The three who heard were deeply moved by the earnestness of the speaker, whose whole being seemed filled with the splendid prophecy. Lord Somers was the first to speak, returning to the subject of the Penal Reform Bill.
"And yet, Mr. Wyville, with all your enthusiasm for social reform, you have given us a bill which is filled with practical attention to existing institutions."
"Ah, it is too soon to begin; and the beginning will not be at that point," said Mr. Wyville. "The real evil is outside the prison, and at present our legal morality calls it good. Until society is changed by the new common sense of abstract justice, we must temporize with our criminal codes."
There was a pause: no one seemed willing to break the floating possibilities of the future.
"You are going to Australia with the next convict ship, are you not?" Mr. Hamerton at length asked Mr. Wyville.
"Yes; I wish to see the machinery of the new system put in motion. Besides, I have personal matters to attend to in the colony."

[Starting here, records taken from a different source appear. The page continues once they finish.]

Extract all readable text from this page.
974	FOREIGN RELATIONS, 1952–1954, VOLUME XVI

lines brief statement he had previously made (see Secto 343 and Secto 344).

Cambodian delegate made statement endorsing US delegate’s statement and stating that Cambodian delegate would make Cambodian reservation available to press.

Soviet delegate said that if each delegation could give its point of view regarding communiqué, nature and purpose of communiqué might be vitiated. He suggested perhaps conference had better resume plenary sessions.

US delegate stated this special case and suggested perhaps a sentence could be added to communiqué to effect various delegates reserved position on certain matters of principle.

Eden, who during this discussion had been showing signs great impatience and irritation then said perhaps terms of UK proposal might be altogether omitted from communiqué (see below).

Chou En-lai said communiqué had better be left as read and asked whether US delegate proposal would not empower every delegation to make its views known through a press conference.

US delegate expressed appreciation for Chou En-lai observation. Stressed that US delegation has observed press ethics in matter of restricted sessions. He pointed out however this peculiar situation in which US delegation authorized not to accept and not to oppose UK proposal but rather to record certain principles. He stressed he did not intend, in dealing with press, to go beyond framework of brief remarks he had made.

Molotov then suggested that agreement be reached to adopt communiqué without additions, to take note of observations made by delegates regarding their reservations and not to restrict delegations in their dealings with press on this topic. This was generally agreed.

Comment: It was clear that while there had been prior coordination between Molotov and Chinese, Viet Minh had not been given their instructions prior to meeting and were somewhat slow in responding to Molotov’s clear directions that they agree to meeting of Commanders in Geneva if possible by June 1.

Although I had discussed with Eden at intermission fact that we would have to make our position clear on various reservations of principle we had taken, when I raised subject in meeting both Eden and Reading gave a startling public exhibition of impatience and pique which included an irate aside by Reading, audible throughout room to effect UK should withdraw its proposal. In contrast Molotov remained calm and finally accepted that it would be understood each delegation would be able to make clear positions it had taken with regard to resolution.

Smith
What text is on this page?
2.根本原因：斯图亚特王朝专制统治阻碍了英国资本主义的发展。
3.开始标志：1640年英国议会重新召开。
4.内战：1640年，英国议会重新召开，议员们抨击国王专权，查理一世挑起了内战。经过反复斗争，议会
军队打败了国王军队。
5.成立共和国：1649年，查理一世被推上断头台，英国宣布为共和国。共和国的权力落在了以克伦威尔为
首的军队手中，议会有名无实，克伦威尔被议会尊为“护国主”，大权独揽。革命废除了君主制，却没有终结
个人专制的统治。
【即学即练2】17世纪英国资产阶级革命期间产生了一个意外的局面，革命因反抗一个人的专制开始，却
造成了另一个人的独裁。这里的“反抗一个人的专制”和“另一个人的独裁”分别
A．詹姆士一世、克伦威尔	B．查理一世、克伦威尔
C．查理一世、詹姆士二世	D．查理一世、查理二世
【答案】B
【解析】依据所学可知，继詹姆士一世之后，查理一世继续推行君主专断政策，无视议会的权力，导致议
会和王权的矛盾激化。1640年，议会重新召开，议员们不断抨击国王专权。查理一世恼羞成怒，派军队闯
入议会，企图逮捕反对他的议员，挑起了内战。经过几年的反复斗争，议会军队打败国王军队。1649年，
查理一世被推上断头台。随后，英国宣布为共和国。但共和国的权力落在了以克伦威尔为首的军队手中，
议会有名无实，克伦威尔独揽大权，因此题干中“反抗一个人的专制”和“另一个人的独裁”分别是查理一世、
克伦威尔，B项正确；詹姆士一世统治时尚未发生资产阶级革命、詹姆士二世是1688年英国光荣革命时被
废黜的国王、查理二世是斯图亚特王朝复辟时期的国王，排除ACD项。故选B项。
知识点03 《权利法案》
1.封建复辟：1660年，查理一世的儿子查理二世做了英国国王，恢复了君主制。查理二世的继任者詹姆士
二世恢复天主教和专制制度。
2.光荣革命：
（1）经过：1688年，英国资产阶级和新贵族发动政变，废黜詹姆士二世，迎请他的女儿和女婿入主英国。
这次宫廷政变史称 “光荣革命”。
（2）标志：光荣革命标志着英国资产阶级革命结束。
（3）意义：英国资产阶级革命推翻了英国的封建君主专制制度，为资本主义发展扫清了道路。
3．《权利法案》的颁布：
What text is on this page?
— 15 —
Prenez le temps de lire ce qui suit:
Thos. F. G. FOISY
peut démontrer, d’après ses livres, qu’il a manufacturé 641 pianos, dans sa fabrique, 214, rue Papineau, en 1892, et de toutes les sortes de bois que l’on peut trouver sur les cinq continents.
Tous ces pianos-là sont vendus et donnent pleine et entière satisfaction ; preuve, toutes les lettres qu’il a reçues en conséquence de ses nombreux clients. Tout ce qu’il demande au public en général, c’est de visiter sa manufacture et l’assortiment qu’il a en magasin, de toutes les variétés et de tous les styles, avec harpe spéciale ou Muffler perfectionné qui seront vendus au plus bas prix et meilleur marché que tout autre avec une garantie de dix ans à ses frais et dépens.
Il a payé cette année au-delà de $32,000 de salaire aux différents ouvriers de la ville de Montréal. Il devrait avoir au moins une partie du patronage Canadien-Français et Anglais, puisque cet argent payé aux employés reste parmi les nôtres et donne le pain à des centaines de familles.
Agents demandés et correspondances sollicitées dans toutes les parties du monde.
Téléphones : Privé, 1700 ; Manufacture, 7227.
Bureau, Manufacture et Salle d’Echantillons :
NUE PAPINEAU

Sheridan had started so sudden at the question, that now all three turned their eyes on him.
"I have thought," he said, looking at Lord Somers, "that I also should like to return to Australia on that ship."
"Would you not prefer to go in my yacht, Mr. Sheridan?" asked Mr. Wyville. "She will sail for Australia about the same time, and you shall command her for the voyage."
"I should prefer the ship," said Sheridan. Then, thinking he had rudely refused, he added: "I desire very keenly to have this experience."
"You shall have your wish, Sir," said the Secretary; "and I envy you the companionship of your voyage."